O aluguel residencial subiu 9,16% nos últimos 12 meses no Brasil, mais que o dobro dos 4,22% do IPCA no mesmo período, segundo o índice FipeZAP de Locação Residencial, do Fipe e do Grupo OLX. O levantamento cobre 36 cidades, incluindo 22 capitais, com dados de agosto de 2026.
A alta mensal em agosto foi de 0,55%. No acumulado do ano, de janeiro a agosto, o aluguel subiu 6,56%, também bem acima dos 3,11% do IPCA no mesmo período.
O ritmo, porém, vem caindo. Foram 16,16% em 2023, 13,50% em 2024 e 9,44% em dezembro de 2025. Mesmo assim, o aluguel segue subindo duas vezes mais rápido que o custo de vida médio do país.
Por trás do movimento está o mercado de crédito. A economista Mariangela Silva, do Grupo OLX, explica que os juros altos limitam a compra da casa própria.
Os juros elevados e crédito imobiliário restritivo posterga decisão de compra.

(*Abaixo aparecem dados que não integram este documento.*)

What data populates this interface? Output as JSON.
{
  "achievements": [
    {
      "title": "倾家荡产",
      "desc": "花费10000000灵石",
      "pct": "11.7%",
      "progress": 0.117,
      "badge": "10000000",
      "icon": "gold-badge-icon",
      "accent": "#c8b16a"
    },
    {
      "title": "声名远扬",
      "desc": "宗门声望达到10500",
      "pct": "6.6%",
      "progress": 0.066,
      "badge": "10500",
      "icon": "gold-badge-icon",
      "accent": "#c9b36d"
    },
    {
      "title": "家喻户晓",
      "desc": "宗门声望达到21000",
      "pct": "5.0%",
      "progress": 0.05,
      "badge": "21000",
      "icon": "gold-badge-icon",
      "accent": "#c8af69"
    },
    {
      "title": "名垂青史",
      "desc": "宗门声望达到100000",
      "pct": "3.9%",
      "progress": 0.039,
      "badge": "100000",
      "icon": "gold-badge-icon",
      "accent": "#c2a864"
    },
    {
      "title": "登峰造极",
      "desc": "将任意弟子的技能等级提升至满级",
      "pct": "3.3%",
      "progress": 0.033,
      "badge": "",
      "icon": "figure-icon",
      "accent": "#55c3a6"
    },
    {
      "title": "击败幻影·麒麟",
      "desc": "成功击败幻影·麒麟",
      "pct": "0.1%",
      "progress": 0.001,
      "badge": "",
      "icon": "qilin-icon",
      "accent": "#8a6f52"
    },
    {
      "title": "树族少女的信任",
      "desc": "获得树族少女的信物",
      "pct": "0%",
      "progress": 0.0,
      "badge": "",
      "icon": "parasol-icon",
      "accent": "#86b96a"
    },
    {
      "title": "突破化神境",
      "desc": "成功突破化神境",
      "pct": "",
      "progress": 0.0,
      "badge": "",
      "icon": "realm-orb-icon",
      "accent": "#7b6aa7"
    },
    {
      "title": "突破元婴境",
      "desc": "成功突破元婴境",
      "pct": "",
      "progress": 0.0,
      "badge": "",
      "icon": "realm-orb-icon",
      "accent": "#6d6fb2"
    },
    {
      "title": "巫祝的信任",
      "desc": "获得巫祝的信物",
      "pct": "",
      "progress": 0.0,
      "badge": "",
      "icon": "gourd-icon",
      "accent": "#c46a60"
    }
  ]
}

Isso mantém famílias no aluguel e sustenta a demanda por imóveis para locação, segundo a economista.
O impacto é desigual pelo país. Em 2026 (janeiro a agosto), Campo Grande teve a maior alta, de 16,25%, seguida por Natal (13,84%) e Aracaju (13,57%). Em São Paulo, a alta no período foi bem menor: 4,27%.
Em 12 meses, o quadro se repete: Aracaju lidera com alta de 21,61%, seguida por Fortaleza (16,81%) e Natal (16,60%).
O movimento contrasta com outros indicadores de preços. Os preços gerais caíram 0,32% em agosto, a maior deflação em quatro anos.
O item que mais pesa no orçamento das famílias também tem sinal misto: a cesta básica caiu em 25 capitais, mas acumula alta no ano.
A pressão do aluguel só deve aliviar se os juros caírem de forma consistente. O Copom decide nesta semana se reduz a Selic para 13,75%, o que poderia, aos poucos, destravar o crédito imobiliário.
O que muda se os juros caírem
O ritmo de alta do aluguel já desacelerou bastante desde 2023, mas segue acima da inflação enquanto os juros seguem elevados. Se o Copom consolidar o ciclo de cortes na Selic, a expectativa é que o crédito imobiliário fique mais acessível.
Isso tenderia a levar parte da demanda de volta para a compra de imóveis. Ainda não há como saber quanto tempo esse alívio leva para chegar ao bolso do inquilino.